La polyréactivité entre espèce de poissons n’est ni systématique ni totale d’où l’intérêt de l’anamnèse
approfondie et de tests cutanés natifs suivi éventuellement d’un TPO.
- Gélatines: 10-30 % des patients allergiques aux poissons le sont aussi aux gélatines
- Béta-énolase (morue, thon, saumon), Fructose-biphosphonate aldolase A (morue, thon, saumon)
- Cas isolés: Tropomyosine (tilapia), Aldehyde-p-dehydrogenase, Triose-P-isomerase
- Allergies aux œufs de poissons: vitellogenine
2- Allergènes des crustacées:
- Tropomyosimes: allergènes majeurs pour 2/3 des patients avec r Pen a1 et Pen m1 pour les crevettes.
- Sarcoplasmic calcium binding protein (SCP) allergène mineur présentant une forte homologie entre les
crustacées (r Pen m 4).
- Arginine kinase: gambas, poulpe, pieuvre, crabe, écrevisses, crevettes roses (r Pen m2) et thon
- chaine légère de la myosine (MLC) retrouvé chez 56% des patients allergiques aux crevettes et homard
- Triosephosphate isomerase : crevettes et écrevisses
- Troponin c : crevettes-homard-écrevisses
- Chitine: constituant des carapaces et des coquilles de crustacées, céphalopodes et mollusques aussi que de
certains arthropodes et saccharomyces, colles de faux ongles et composants alimentaires,
- CCD: radicaux carbohydrates
3- Allergies croisées :
Elle est forte entre crustacées comme les crevettes et les crabes 64,7%, entre les acariens et les crustacées,
réactivité croisé Der p 10 et pen a 1 importante (tropomyosine) et Der p 20 et Pen m 2 (arginine kinase)

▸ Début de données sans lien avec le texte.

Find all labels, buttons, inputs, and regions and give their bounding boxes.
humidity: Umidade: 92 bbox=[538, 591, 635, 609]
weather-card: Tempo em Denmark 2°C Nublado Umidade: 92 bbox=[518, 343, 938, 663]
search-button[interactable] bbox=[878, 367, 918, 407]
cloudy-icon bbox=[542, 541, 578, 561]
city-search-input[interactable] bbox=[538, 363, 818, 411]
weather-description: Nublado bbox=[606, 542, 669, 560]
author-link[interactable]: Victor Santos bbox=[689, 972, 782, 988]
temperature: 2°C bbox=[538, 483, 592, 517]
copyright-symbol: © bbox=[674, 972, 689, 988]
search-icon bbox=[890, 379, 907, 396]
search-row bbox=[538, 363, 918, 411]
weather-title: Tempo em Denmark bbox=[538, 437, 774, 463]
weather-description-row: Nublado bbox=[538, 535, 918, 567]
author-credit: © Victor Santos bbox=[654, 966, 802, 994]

Rouge carmin : E120 corps séché de cochenille femelle
4- Diagnostic différentiel :
-1-Scombroidose : intoxication aux poissons (SSPI), poissons fermentés contaminés par des bactéries,
histamine jusqu’à 400 fois supérieure à la normale, symptomatologie de type anaphylactique rapide après
ingestion de poissons avec souvent un gout métallique à la bouche (thon, bonie,…).

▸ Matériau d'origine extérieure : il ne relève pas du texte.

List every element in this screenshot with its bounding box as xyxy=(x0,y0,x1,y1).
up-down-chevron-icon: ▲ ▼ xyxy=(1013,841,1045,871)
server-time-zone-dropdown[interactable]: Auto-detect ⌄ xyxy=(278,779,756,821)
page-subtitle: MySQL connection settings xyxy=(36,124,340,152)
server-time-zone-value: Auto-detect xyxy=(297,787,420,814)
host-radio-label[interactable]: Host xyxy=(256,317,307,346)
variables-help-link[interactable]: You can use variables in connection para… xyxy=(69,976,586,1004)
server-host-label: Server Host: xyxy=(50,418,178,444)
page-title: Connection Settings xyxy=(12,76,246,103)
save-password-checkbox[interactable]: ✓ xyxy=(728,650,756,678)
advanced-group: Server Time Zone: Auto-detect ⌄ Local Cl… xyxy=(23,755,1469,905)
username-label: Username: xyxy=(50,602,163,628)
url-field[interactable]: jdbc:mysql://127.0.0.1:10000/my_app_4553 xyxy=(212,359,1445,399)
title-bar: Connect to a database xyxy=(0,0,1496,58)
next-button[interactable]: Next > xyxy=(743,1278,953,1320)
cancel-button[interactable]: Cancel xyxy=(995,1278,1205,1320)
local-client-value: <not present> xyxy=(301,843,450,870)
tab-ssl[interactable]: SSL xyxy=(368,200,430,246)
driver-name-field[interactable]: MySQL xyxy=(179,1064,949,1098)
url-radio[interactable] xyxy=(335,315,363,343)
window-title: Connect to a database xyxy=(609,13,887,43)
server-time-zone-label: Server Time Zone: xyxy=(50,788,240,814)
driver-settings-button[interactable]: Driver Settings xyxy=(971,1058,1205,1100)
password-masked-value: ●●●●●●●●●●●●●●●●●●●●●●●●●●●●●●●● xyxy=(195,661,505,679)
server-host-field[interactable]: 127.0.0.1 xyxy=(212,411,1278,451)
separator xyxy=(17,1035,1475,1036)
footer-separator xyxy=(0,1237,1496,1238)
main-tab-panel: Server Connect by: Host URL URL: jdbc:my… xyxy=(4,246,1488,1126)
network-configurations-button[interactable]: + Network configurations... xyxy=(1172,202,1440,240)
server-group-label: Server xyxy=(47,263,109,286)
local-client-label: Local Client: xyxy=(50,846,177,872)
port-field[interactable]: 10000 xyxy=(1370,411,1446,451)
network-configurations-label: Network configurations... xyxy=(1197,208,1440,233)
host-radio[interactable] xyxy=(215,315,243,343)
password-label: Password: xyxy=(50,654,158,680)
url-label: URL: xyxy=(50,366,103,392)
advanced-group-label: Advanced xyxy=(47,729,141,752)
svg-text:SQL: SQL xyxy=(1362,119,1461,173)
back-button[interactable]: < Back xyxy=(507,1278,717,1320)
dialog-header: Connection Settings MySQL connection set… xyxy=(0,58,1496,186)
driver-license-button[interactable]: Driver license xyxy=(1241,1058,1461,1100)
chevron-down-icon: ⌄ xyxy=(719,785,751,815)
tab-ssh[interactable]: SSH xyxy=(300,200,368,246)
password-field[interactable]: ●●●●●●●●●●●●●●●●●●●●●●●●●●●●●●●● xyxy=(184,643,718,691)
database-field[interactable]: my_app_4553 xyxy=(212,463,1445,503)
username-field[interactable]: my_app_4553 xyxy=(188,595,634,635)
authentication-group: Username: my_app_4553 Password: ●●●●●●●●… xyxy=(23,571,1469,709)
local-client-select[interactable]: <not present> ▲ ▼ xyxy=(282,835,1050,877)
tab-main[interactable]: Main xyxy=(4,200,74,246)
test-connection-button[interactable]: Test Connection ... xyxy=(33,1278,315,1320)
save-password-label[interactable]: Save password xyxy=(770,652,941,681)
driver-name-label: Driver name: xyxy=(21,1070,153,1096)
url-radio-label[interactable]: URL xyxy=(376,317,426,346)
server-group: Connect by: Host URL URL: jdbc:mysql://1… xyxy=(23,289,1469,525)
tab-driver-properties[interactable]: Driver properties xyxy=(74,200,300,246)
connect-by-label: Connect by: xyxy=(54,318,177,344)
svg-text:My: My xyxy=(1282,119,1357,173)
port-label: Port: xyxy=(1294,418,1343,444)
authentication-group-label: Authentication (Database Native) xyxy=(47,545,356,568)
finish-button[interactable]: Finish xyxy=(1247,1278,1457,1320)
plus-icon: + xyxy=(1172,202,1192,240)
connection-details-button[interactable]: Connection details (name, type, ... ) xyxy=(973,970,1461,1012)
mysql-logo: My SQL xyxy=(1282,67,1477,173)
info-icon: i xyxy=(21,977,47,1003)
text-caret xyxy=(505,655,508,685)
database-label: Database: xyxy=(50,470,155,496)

-2-Anisakis : nématodes, forte prévalence dans les pays ayant une importante consommation de poisson
(Espagne, japon). La prévalence est encore inconnue 1 à 2%, Le facteur de risque est lié à la consommation des
poissons, crustacées et mollusques crus ou insuffisamment cuits, les manifestations sont soit d’ordres
allergiques immédiates allant de l’urticaire à l’anaphylaxie soit sous forme de maladie gastro-intestinale avec
des douleurs abdominales intenses et vomissements.
-3-Ciguatéra : un ichtyosarcotoxisme, désigne une intoxication neurodigestive, provoquée par une micro-algue
(Gambierdiscus toxicus) contaminant principalement les poissons des récifs tropicaux et coralliens, d’évolution
bénigne seulement 5 % de cas d’hospitalisations dans les cas d’atteintes cardiaques et/ou neurologiques.

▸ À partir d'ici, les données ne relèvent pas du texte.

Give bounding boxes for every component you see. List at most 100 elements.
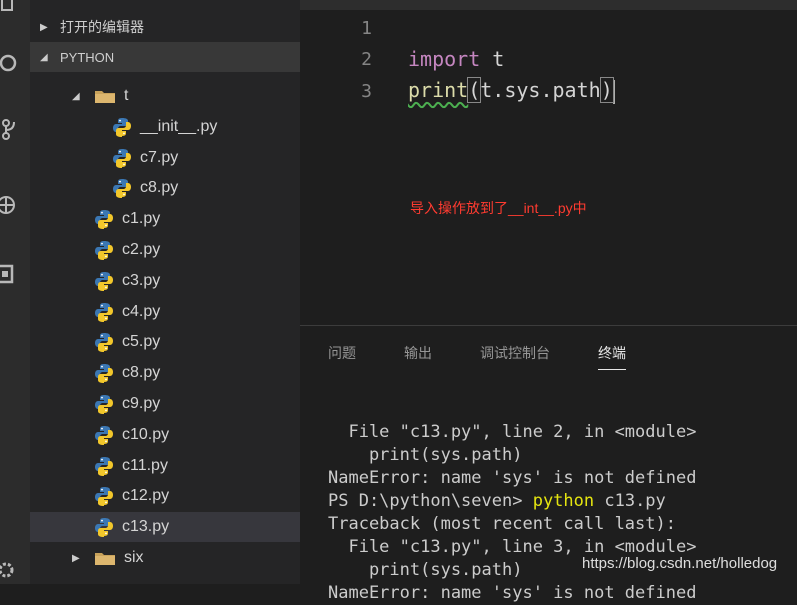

-4-Histamino-liberation non spécifique : liée au caractère histamino-liberateur du poisson, réactions cliniques
le plus souvent bénignes, surtout avec les poissons conservés (fumage), survient plusieurs heures après
l’ingestion
-5-urticaire aigue : par apport d’histamine exogène excessive.
Conclusion :
L’allergie aux poissons, crustacées et aux mollusques est un diagnostic clinique, l’anamnèse est un temps
primordial, le bilan allergologique est obligatoire, si l’allergie est confirmée l’éviction est le traitement idéal, la
prescription d’une trousse d’urgence est obligatoire, la réintroduction est souhaitable si bilan allergologique est
négatif, garder à l’esprit la recherche de cofacteurs déclenchant.